Maria Kinash
The architectural stage set represents space, time, and movement, depicting life on streets. Old familiar locations, memories, and anecdotal spaces can be traced through the movement of people. The scale of 21st century commercial landscape was once unified with the car, however, the overdevelopment of buildings for private use decimated the humanistic experience of our streets. Urban repair is required to reintroduce the Polypolis; adjusting the scale of existing buildings and repurposing in between spaces. The Noli Map represents the basic condition of urbanism – public, private and figural space. Modernist skyscrapers housing private business in comparison to the space of the Noli, is anti-space, and anti-urban. Civic spaces must be created to enable the architectural stage set to support its local communities and therefore creating an active urban theatre. Holistic urban design tactics that support civic requirements to suit contemporary living include:
1) The carpet: the street landscape and the stage set and includes the square – a moment of respite.
Where urban infill is required:
2) Poche spaces, cloisters and carved volumes to support a mix-use district.
3) The loggia manipulates the perception of time and regains the working public spaces from private enterprise.
The archetype of the various urban repair tactics works as the mediator for readjustment of scale. It is a space that measures, frames, and blurs the threshold of public and private. It represents a rebalance of power, from private enterprise to public space. It is more than just civic streetscape and explores the expression of an urban room. The movement of people through an architectural promenade acts as a spiritual preparation. The threshold and reconnection to city is to be tested as it defines a new public space that influences the local texture of the city and its connection to civic spaces. The urgency to support the ethical city provides an opportunity to explore resources, technologies and materiality that articulate the expression of the urban theatre as well as designing in a holistic manner, suited to the city of Brussels and its inhabitants. This will be explored with the use of stone.
The Street as the Urban Theatre
The Manhattanplan in the Brussels northern territory, once a financial opportunity for developers to create private business, now oversized monotonous buildings represent capitalism, repressive institutions, and does not relate to the nearby communities. It is the representation of the Anti-City. The zoning of a single use has led to overdevelopment that is difficult to repurpose and maintain. The use of these buildings depletes as soon as constructed and this scale of building is not relevant to today’s urbanism. Adjusting the scale of the buildings and repurposing the in-between spaces can establish civic spaces that support the neighbourhood. A Polypolis is required; removing monofunctional composition and introducing a mix use of urban civic elements to the city that support the wellbeing of local communities, to create an active urban theatre. Space time and motion should be brought together to depict the life on urban streets, including old familiar locations, memories, things both real and unreal, and anecdotal, in other words this is now referred to as the urban theatre.
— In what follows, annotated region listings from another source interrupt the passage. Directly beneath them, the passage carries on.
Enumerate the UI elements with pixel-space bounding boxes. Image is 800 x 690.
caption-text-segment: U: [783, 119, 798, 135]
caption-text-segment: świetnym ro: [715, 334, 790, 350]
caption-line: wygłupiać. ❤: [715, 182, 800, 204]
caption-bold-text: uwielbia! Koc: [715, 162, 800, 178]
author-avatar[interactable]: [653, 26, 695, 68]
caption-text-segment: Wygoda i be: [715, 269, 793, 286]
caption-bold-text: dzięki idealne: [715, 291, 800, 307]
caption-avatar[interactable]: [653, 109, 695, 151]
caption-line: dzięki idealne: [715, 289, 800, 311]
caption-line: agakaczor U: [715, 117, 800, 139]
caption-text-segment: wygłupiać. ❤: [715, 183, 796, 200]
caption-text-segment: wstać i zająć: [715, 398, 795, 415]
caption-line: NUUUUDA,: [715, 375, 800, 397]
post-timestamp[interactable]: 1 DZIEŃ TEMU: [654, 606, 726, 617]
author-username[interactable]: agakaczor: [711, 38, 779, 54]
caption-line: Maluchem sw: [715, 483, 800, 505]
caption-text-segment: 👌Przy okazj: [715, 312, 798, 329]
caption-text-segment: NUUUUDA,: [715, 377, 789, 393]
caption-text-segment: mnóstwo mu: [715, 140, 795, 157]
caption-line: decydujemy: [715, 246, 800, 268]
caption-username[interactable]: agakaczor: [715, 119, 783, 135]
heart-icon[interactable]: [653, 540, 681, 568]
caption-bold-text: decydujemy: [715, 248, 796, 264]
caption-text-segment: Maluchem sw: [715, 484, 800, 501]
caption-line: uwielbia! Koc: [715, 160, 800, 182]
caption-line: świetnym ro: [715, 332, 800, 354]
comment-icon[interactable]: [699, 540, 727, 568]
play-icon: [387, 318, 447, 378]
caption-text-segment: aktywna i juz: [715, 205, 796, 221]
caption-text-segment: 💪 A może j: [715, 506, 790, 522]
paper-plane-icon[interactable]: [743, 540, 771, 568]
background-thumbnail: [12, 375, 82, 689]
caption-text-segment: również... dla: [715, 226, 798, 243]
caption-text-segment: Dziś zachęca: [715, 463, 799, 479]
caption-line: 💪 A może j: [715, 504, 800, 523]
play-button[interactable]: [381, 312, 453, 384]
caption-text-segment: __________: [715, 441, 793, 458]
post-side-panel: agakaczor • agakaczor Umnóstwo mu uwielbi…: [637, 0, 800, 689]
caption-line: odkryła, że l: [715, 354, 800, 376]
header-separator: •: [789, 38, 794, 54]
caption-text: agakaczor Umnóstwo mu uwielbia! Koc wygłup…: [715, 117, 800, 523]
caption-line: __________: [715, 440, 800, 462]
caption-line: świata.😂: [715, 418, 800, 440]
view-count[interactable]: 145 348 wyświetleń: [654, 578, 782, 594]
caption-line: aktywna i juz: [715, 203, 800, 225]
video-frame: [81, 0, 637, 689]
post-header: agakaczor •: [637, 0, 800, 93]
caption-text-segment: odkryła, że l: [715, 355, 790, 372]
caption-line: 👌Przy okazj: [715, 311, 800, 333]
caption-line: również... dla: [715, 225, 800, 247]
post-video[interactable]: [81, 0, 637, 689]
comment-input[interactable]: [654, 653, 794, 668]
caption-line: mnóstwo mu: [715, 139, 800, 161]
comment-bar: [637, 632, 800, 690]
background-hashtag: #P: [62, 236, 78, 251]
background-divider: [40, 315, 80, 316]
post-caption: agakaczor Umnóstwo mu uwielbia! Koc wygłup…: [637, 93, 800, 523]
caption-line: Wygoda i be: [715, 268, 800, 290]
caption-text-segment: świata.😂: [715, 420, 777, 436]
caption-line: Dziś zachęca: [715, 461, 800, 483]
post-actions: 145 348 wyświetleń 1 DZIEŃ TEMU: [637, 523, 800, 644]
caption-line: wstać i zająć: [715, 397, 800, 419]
Urban repair is required to adjust the territory to a human scale and encourage the movement of people back into the district. Creating a corridor like urban theatre between existing landmarks (Pompidou arts centre, modernist church, and the Brussels North Station) can capture the promenade of people and create a route that connects and supports these civic spaces. The Noli Plan becomes the first point of research for the recalibration of a district at a city scale, for its representation of public and private space.
As a civic programme, the performing arts historically and currently create a dynamic space for community engagement and cultural expression. Supporting a mix use district will support social interaction, and the local community. Through the analysis of existing urban theatre projects and the development of a design proposal, this thesis aims to demonstrate the value of urban theatre as a means of enhancing the public realm and creating opportunities for creative expression.
Looking to Louis Kahn’s poche spaces, the urban theatre can be designed to include serve and servant spaces that support a mix-use district, promoting a more inclusive and diverse community. By regaining working public spaces from private enterprise, the urban theatre can help to create a sustainable urban environment. Stone becomes the main technological driver to unify the various strategies of intervention required in the district to support the urban theatre. Its natural quality creates a sense of permanence that defies the Manhattanplan. Its use supports the reaction to the monotonous glass oversized buildings found on site, for its humanistic quality can implement an ode to the architecture of the past that existed within this neighbourhood.
‘Stone as a product of nature beyond the reach of standardization, lends itself to expression of the key moments of human life, transcending the power of time itself.’ – Marmi Italiani
The use of water, stone, earth, and the senses are used tactic fully to re-establish harmony in the modernist territory. By exploring historic precedent to articulating the human experience of the urban realm the urban theatre aims to create a functional and practical approach to the abstract concepts of metaphorical architecture, to reflect social and cultural values of its local community.